So, I've been sick this week which has kept me off my computer, but which gave me time to watch some movies. I'm better now. Not 100% but better and getting back to life. So on to the movies.
The Iron Lady with Meryl Streep and Jim Broadbent was amazing. Streep was breathtaking as Margaret Thatcher and Broadbent was touching as her husband. I think this was a very humanizing look at what Thatcher's life might have been. There is no doubt that she was a great lady and brought about major change in England, but this was a very tender and touching look at the softer side of the Iron Lady. Yet it didn't diminish her strength in any way.
Bottom line... great cast, great acting, great story, great film. If you haven't seen it - do yourself a favor and see it. Really.
This Must Be the Place was a strange film. It's about a neurotic ex-rock star who goes on a quest to hunt down his father's Nazi tormentor after his father dies. That's what the description says. I suppose if you just look at the surface, then yes, that's what it's about. But that's not what I saw. Or at least not what I took away from it.
I had to think about this one some. Digest it. Let it simmer. And a host of other cliches. The movie I watched was about love, overcoming fear and a journey to find yourself.
Cheyenne is played, brilliantly, by Sean Penn. Ex-rocker, lost soul, fearful man-child, and romantic. You see him trudging around Ireland, where he has settled, with a wheeled cart. He's afraid to drive or fly. He goes to the mall regularly to meet a young fan/friend who would be a groupie were he still performing. He wears heavy goth make-up and big hair and goes through his day in an almost zombie-like antipathy. He says what's he's thinking whether it's rude or politic. He has an affected high pitch voice and silly giggle when he's amused.

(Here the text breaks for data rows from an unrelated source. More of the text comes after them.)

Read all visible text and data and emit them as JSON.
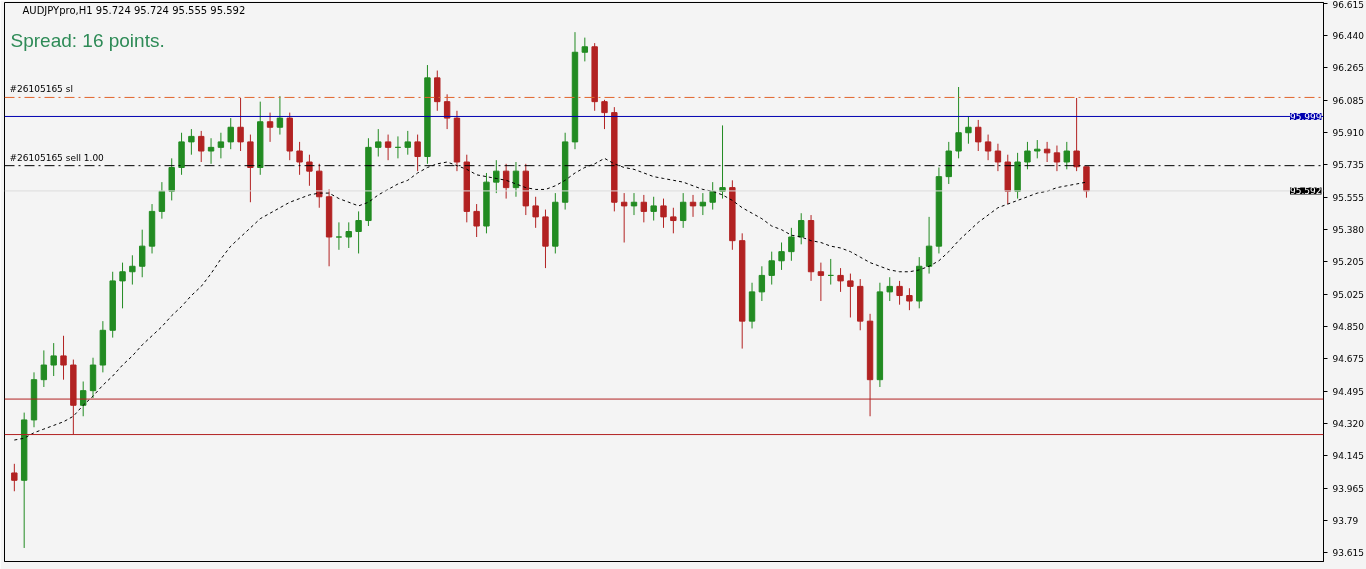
{
  "chart_data": {
    "type": "candlestick",
    "title": "AUDJPYpro,H1  95.724 95.724 95.555 95.592",
    "annotations": [
      "Spread: 16 points."
    ],
    "categories": [
      null,
      null,
      null,
      null,
      null,
      null,
      null,
      null,
      null,
      null,
      null,
      null,
      null,
      null,
      null,
      null,
      null,
      null,
      null,
      null,
      null,
      null,
      null,
      null,
      null,
      null,
      null,
      null,
      null,
      null,
      null,
      null,
      null,
      null,
      null,
      null,
      null,
      null,
      null,
      null,
      null,
      null,
      null,
      null,
      null,
      null,
      null,
      null,
      null,
      null,
      null,
      null,
      null,
      null,
      null,
      null,
      null,
      null,
      null,
      null,
      null,
      null,
      null,
      null,
      null,
      null,
      null,
      null,
      null,
      null,
      null,
      null,
      null,
      null,
      null,
      null,
      null,
      null,
      null,
      null,
      null,
      null,
      null,
      null,
      null,
      null,
      null,
      null,
      null,
      null,
      null,
      null,
      null,
      null,
      null,
      null,
      null,
      null,
      null,
      null,
      null,
      null,
      null,
      null,
      null,
      null,
      null,
      null,
      null,
      null
    ],
    "ohlc": [
      [
        94.05,
        94.1,
        93.95,
        94.01
      ],
      [
        94.01,
        94.38,
        93.64,
        94.34
      ],
      [
        94.34,
        94.6,
        94.3,
        94.56
      ],
      [
        94.56,
        94.72,
        94.52,
        94.64
      ],
      [
        94.64,
        94.76,
        94.58,
        94.69
      ],
      [
        94.69,
        94.8,
        94.56,
        94.64
      ],
      [
        94.64,
        94.67,
        94.26,
        94.42
      ],
      [
        94.42,
        94.55,
        94.36,
        94.5
      ],
      [
        94.5,
        94.68,
        94.46,
        94.64
      ],
      [
        94.64,
        94.88,
        94.6,
        94.83
      ],
      [
        94.83,
        95.15,
        94.79,
        95.1
      ],
      [
        95.1,
        95.2,
        94.95,
        95.15
      ],
      [
        95.15,
        95.24,
        95.08,
        95.18
      ],
      [
        95.18,
        95.38,
        95.12,
        95.29
      ],
      [
        95.29,
        95.52,
        95.25,
        95.48
      ],
      [
        95.48,
        95.64,
        95.44,
        95.59
      ],
      [
        95.59,
        95.77,
        95.54,
        95.72
      ],
      [
        95.72,
        95.91,
        95.68,
        95.86
      ],
      [
        95.86,
        95.93,
        95.79,
        95.89
      ],
      [
        95.89,
        95.92,
        95.75,
        95.81
      ],
      [
        95.81,
        95.88,
        95.74,
        95.83
      ],
      [
        95.83,
        95.91,
        95.77,
        95.86
      ],
      [
        95.86,
        95.99,
        95.82,
        95.94
      ],
      [
        95.94,
        96.1,
        95.81,
        95.86
      ],
      [
        95.86,
        95.9,
        95.53,
        95.72
      ],
      [
        95.72,
        96.08,
        95.68,
        95.97
      ],
      [
        95.97,
        96.02,
        95.86,
        95.94
      ],
      [
        95.94,
        96.11,
        95.9,
        95.99
      ],
      [
        95.99,
        96.02,
        95.76,
        95.81
      ],
      [
        95.81,
        95.86,
        95.68,
        95.75
      ],
      [
        95.75,
        95.79,
        95.62,
        95.7
      ],
      [
        95.7,
        95.74,
        95.5,
        95.56
      ],
      [
        95.56,
        95.6,
        95.18,
        95.34
      ],
      [
        95.34,
        95.42,
        95.27,
        95.34
      ],
      [
        95.34,
        95.42,
        95.28,
        95.37
      ],
      [
        95.37,
        95.48,
        95.25,
        95.43
      ],
      [
        95.43,
        95.88,
        95.4,
        95.83
      ],
      [
        95.83,
        95.93,
        95.78,
        95.86
      ],
      [
        95.86,
        95.9,
        95.76,
        95.83
      ],
      [
        95.83,
        95.89,
        95.77,
        95.83
      ],
      [
        95.83,
        95.92,
        95.79,
        95.86
      ],
      [
        95.86,
        95.9,
        95.7,
        95.78
      ],
      [
        95.78,
        96.28,
        95.74,
        96.21
      ],
      [
        96.21,
        96.25,
        96.03,
        96.08
      ],
      [
        96.08,
        96.12,
        95.93,
        95.99
      ],
      [
        95.99,
        96.03,
        95.7,
        95.75
      ],
      [
        95.75,
        95.79,
        95.42,
        95.48
      ],
      [
        95.48,
        95.52,
        95.34,
        95.4
      ],
      [
        95.4,
        95.69,
        95.36,
        95.64
      ],
      [
        95.64,
        95.76,
        95.58,
        95.7
      ],
      [
        95.7,
        95.74,
        95.55,
        95.61
      ],
      [
        95.61,
        95.75,
        95.56,
        95.7
      ],
      [
        95.7,
        95.74,
        95.46,
        95.51
      ],
      [
        95.51,
        95.56,
        95.39,
        95.45
      ],
      [
        95.45,
        95.49,
        95.17,
        95.29
      ],
      [
        95.29,
        95.58,
        95.25,
        95.53
      ],
      [
        95.53,
        95.91,
        95.49,
        95.86
      ],
      [
        95.86,
        96.46,
        95.82,
        96.35
      ],
      [
        96.35,
        96.43,
        96.3,
        96.38
      ],
      [
        96.38,
        96.4,
        96.03,
        96.08
      ],
      [
        96.08,
        96.09,
        95.93,
        96.02
      ],
      [
        96.02,
        96.05,
        95.48,
        95.53
      ],
      [
        95.53,
        95.58,
        95.31,
        95.51
      ],
      [
        95.51,
        95.58,
        95.46,
        95.53
      ],
      [
        95.53,
        95.57,
        95.42,
        95.48
      ],
      [
        95.48,
        95.56,
        95.43,
        95.51
      ],
      [
        95.51,
        95.55,
        95.39,
        95.45
      ],
      [
        95.45,
        95.5,
        95.36,
        95.43
      ],
      [
        95.43,
        95.58,
        95.39,
        95.53
      ],
      [
        95.53,
        95.57,
        95.45,
        95.51
      ],
      [
        95.51,
        95.58,
        95.46,
        95.53
      ],
      [
        95.53,
        95.64,
        95.49,
        95.59
      ],
      [
        95.59,
        95.95,
        95.55,
        95.61
      ],
      [
        95.61,
        95.65,
        95.27,
        95.32
      ],
      [
        95.32,
        95.36,
        94.73,
        94.88
      ],
      [
        94.88,
        95.09,
        94.84,
        95.04
      ],
      [
        95.04,
        95.18,
        94.99,
        95.13
      ],
      [
        95.13,
        95.26,
        95.08,
        95.21
      ],
      [
        95.21,
        95.31,
        95.16,
        95.26
      ],
      [
        95.26,
        95.39,
        95.21,
        95.34
      ],
      [
        95.34,
        95.47,
        95.3,
        95.43
      ],
      [
        95.43,
        95.46,
        95.1,
        95.15
      ],
      [
        95.15,
        95.2,
        94.99,
        95.13
      ],
      [
        95.13,
        95.22,
        95.08,
        95.13
      ],
      [
        95.13,
        95.17,
        95.04,
        95.1
      ],
      [
        95.1,
        95.14,
        94.9,
        95.07
      ],
      [
        95.07,
        95.11,
        94.83,
        94.88
      ],
      [
        94.88,
        94.92,
        94.36,
        94.56
      ],
      [
        94.56,
        95.09,
        94.52,
        95.04
      ],
      [
        95.04,
        95.12,
        94.99,
        95.07
      ],
      [
        95.07,
        95.1,
        94.97,
        95.02
      ],
      [
        95.02,
        95.06,
        94.94,
        94.99
      ],
      [
        94.99,
        95.23,
        94.95,
        95.18
      ],
      [
        95.18,
        95.45,
        95.14,
        95.29
      ],
      [
        95.29,
        95.72,
        95.25,
        95.67
      ],
      [
        95.67,
        95.86,
        95.63,
        95.81
      ],
      [
        95.81,
        96.16,
        95.77,
        95.91
      ],
      [
        95.91,
        96.0,
        95.85,
        95.94
      ],
      [
        95.94,
        95.98,
        95.81,
        95.86
      ],
      [
        95.86,
        95.9,
        95.76,
        95.81
      ],
      [
        95.81,
        95.85,
        95.7,
        95.75
      ],
      [
        95.75,
        95.79,
        95.52,
        95.59
      ],
      [
        95.59,
        95.8,
        95.55,
        95.75
      ],
      [
        95.75,
        95.86,
        95.71,
        95.81
      ],
      [
        95.81,
        95.87,
        95.77,
        95.82
      ],
      [
        95.82,
        95.86,
        95.75,
        95.8
      ],
      [
        95.8,
        95.84,
        95.7,
        95.75
      ],
      [
        95.75,
        95.86,
        95.71,
        95.81
      ],
      [
        95.81,
        96.1,
        95.7,
        95.724
      ],
      [
        95.724,
        95.724,
        95.555,
        95.592
      ]
    ],
    "colors": [
      "#b22222",
      "#228b22",
      "#228b22",
      "#228b22",
      "#228b22",
      "#b22222",
      "#b22222",
      "#228b22",
      "#228b22",
      "#228b22",
      "#228b22",
      "#228b22",
      "#228b22",
      "#228b22",
      "#228b22",
      "#228b22",
      "#228b22",
      "#228b22",
      "#228b22",
      "#b22222",
      "#228b22",
      "#228b22",
      "#228b22",
      "#b22222",
      "#b22222",
      "#228b22",
      "#b22222",
      "#228b22",
      "#b22222",
      "#b22222",
      "#b22222",
      "#b22222",
      "#b22222",
      "#228b22",
      "#228b22",
      "#228b22",
      "#228b22",
      "#228b22",
      "#b22222",
      "#228b22",
      "#228b22",
      "#b22222",
      "#228b22",
      "#b22222",
      "#b22222",
      "#b22222",
      "#b22222",
      "#b22222",
      "#228b22",
      "#228b22",
      "#b22222",
      "#228b22",
      "#b22222",
      "#b22222",
      "#b22222",
      "#228b22",
      "#228b22",
      "#228b22",
      "#228b22",
      "#b22222",
      "#b22222",
      "#b22222",
      "#b22222",
      "#228b22",
      "#b22222",
      "#228b22",
      "#b22222",
      "#b22222",
      "#228b22",
      "#b22222",
      "#228b22",
      "#228b22",
      "#228b22",
      "#b22222",
      "#b22222",
      "#228b22",
      "#228b22",
      "#228b22",
      "#228b22",
      "#228b22",
      "#228b22",
      "#b22222",
      "#b22222",
      "#228b22",
      "#b22222",
      "#b22222",
      "#b22222",
      "#b22222",
      "#228b22",
      "#228b22",
      "#b22222",
      "#b22222",
      "#228b22",
      "#228b22",
      "#228b22",
      "#228b22",
      "#228b22",
      "#228b22",
      "#b22222",
      "#b22222",
      "#b22222",
      "#b22222",
      "#228b22",
      "#228b22",
      "#228b22",
      "#b22222",
      "#b22222",
      "#228b22",
      "#b22222",
      "#b22222"
    ],
    "series": [
      {
        "type": "line",
        "color": "#000000",
        "line_style": "dotted",
        "values": [
          94.23,
          94.24,
          94.27,
          94.29,
          94.31,
          94.33,
          94.36,
          94.42,
          94.47,
          94.53,
          94.58,
          94.64,
          94.69,
          94.75,
          94.8,
          94.85,
          94.91,
          94.96,
          95.02,
          95.07,
          95.14,
          95.22,
          95.29,
          95.34,
          95.39,
          95.44,
          95.47,
          95.5,
          95.53,
          95.55,
          95.57,
          95.58,
          95.58,
          95.55,
          95.53,
          95.51,
          95.53,
          95.57,
          95.6,
          95.63,
          95.65,
          95.69,
          95.72,
          95.74,
          95.75,
          95.73,
          95.71,
          95.68,
          95.67,
          95.66,
          95.65,
          95.63,
          95.61,
          95.6,
          95.6,
          95.62,
          95.65,
          95.69,
          95.72,
          95.74,
          95.77,
          95.74,
          95.72,
          95.71,
          95.69,
          95.67,
          95.66,
          95.65,
          95.64,
          95.62,
          95.6,
          95.59,
          95.57,
          95.54,
          95.5,
          95.47,
          95.44,
          95.4,
          95.38,
          95.35,
          95.34,
          95.32,
          95.31,
          95.29,
          95.28,
          95.26,
          95.23,
          95.2,
          95.18,
          95.16,
          95.15,
          95.15,
          95.16,
          95.18,
          95.21,
          95.26,
          95.32,
          95.37,
          95.42,
          95.46,
          95.5,
          95.52,
          95.54,
          95.56,
          95.58,
          95.59,
          95.61,
          95.62,
          95.63,
          95.64
        ]
      }
    ],
    "ylim": [
      93.566,
      96.622
    ],
    "yticks": [
      96.615,
      {
        "value": 96.44,
        "label": "96.440"
      },
      96.265,
      96.085,
      {
        "value": 95.91,
        "label": "95.910"
      },
      95.735,
      95.555,
      {
        "value": 95.38,
        "label": "95.380"
      },
      95.205,
      95.025,
      {
        "value": 94.85,
        "label": "94.850"
      },
      94.675,
      94.495,
      {
        "value": 94.32,
        "label": "94.320"
      },
      94.145,
      93.965,
      93.79,
      93.615
    ],
    "ref_lines": [
      {
        "axis": "y",
        "value": 96.103,
        "label": "#26105165 sl",
        "color": "#e0632a",
        "line_style": "dashed"
      },
      {
        "axis": "y",
        "value": 95.999,
        "label": "95.999",
        "color": "#0000b0",
        "line_style": "solid"
      },
      {
        "axis": "y",
        "value": 95.73,
        "label": "#26105165 sell 1.00",
        "color": "#000000",
        "line_style": "dashed"
      },
      {
        "axis": "y",
        "value": 95.592,
        "label": "95.592",
        "color": "#dcdcdc",
        "line_style": "solid"
      },
      {
        "axis": "y",
        "value": 94.454,
        "color": "#b22222",
        "line_style": "solid"
      },
      {
        "axis": "y",
        "value": 94.26,
        "color": "#b22222",
        "line_style": "solid"
      }
    ],
    "tick_labels": "y",
    "grid": false
  }
}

He also has a wife of thirty-five years, played brilliantly by Frances McDormand, who adores him and is an obvious grounding force for him. She's full of life and doesn't pull punches with Cheyenne, but she's also compassionate and understanding about whatever it is that has turned him into a virtual recluse.
So, for me the story is about Cheyenne finding his way back from whatever ledge he's been sitting on for decades. It's a rambling, bizarre journey that feels as lost as he is, but you do see him growing and getting strong and finding his way back to humanity. You also see a solid relationship and a love that we can all aspire to.
Not gonna lie, it's a weird movie. But somehow it's still resonating with me and keeping me thinking. I'd love to discuss if anyone else has seen it.
And as a side note on Sean Penn- if you haven't seen him in I Am Sam, you must. Such a great film and Sean Penn is phenomenal.